The decision also effectively ended broadcast television viewing in our rundown apartment with blaze orange walls (which still make appearances in my nightmares). Like most apartment dwellers, no cable meant no TV.
Since then, we have had ample opportunities to restore the hundreds of stations of channel surfing bonanza. We have long since attained a modicum of financial stability. In fact, we could currently have cable television piped directly to our TV for free, thanks to a generous upstairs neighbor. Somehow, through all these years we have resisted the urge.
Before people start to think we’re some kind of weird, hippie luddites, we still own a television, several in fact. We rent movies and play video games and participate in all kinds of digital entertainment.
But what we don’t have is the 40,000 advertisements the average American viewer is bombarded with each year. We don’t have the dozens of “reality TV” programs feeding us a warped sense of life with their weekly drama-fueled antics.
We receive our news from public radio and newspapers and with content that requires a bit more than a 30-second sound bite to be used over and over again on nightly broadcast news. We read more books and play more games as a family. The kids aren’t fighting over which show to watch, a catalyst to many a fight between my brother and I during my childhood.
And the best part? This time of year, I don’t have to watch the endless supply of political ads parade across the screen with their promises, rhetoric and lies — or so I thought.
The reprieve from political commercials was short-lived. It’s been a great six years, but this year I’m afraid my respite is being replaced with annoyance. And it’s aimed at my own kind — the media. Not only do these ads overwhelm the airwaves from July until November, but now print journalists and news radio hosts have decided to place themselves in the action.
Although newspapers have been running print political ads for generations, I have always been able to skim past them. Like the ability to skip the brownies and cupcakes at a potluck, I can go straight to the meat and potatoes of the candidates and read an actual article about them. Not anymore.
The ads aren’t just bordering the neat columns of newsprint, now we’re writing stories about them. Not too long ago, my favorite radio news anchor’s segment may be interrupted with a few political ads. Now, the entire one-hour show is a dissection of a particularly juicy ad candidate X’s political action committee prepared and followed up by a counter analysis provided by candidate Y’s own PAC.
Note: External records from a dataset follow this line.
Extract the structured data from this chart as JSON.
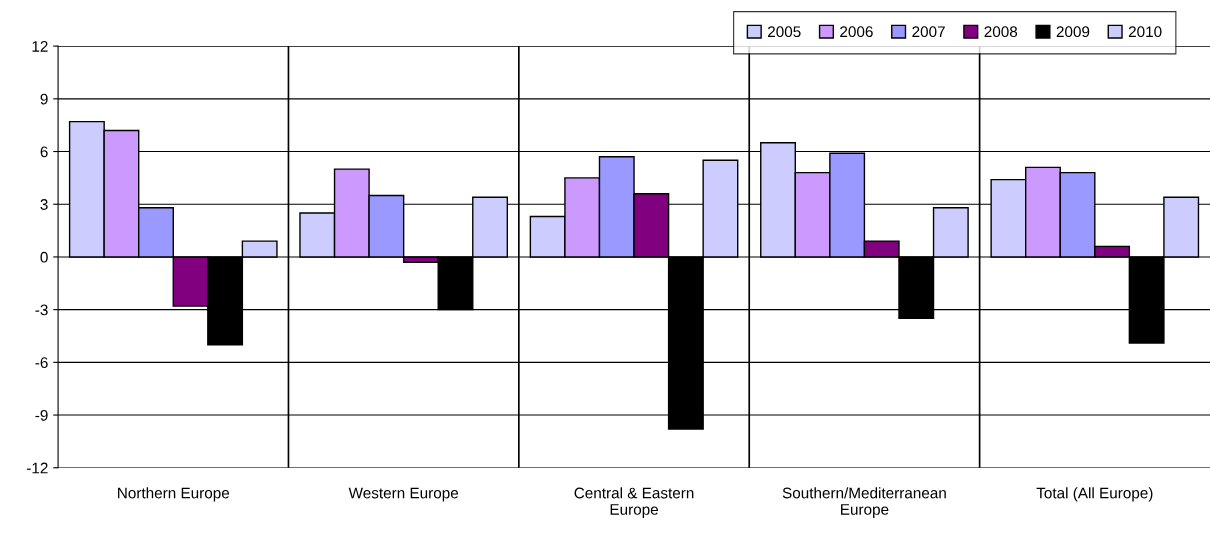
{
  "chart_data": {
    "type": "bar",
    "categories": [
      "Northern Europe",
      "Western Europe",
      "Central & Eastern Europe",
      "Southern/Mediterranean Europe",
      "Total (All Europe)"
    ],
    "series": [
      {
        "name": "2005",
        "color": "#ccccff",
        "values": [
          7.7,
          2.5,
          2.3,
          6.5,
          4.4
        ]
      },
      {
        "name": "2006",
        "color": "#cc99ff",
        "values": [
          7.2,
          5.0,
          4.5,
          4.8,
          5.1
        ]
      },
      {
        "name": "2007",
        "color": "#9999ff",
        "values": [
          2.8,
          3.5,
          5.7,
          5.9,
          4.8
        ]
      },
      {
        "name": "2008",
        "color": "#800080",
        "values": [
          -2.8,
          -0.3,
          3.6,
          0.9,
          0.6
        ]
      },
      {
        "name": "2009",
        "color": "#000000",
        "values": [
          -5.0,
          -3.0,
          -9.8,
          -3.5,
          -4.9
        ]
      },
      {
        "name": "2010",
        "color": "#ccccff",
        "values": [
          0.9,
          3.4,
          5.5,
          2.8,
          3.4
        ]
      }
    ],
    "ylim": [
      -12,
      12
    ],
    "yticks": [
      -12,
      -9,
      -6,
      -3,
      0,
      3,
      6,
      9,
      12
    ],
    "grid": "y",
    "legend": "top right"
  }
}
The news is no longer inspired by events, statements or even prior votes and actions taken by the candidates. The news is now the ads. Whose ad is the most controversial? Whose ad told the most lies? Whose ad is using some celebrity’s name?
Call me naive, a cynic or an idealist — but the “Fourth Branch” can do better than this. But it needs motivation, and nothing makes media move like money. If my favorite news mediums can’t course-correct, I may have to resort to a tried and true method and tune out.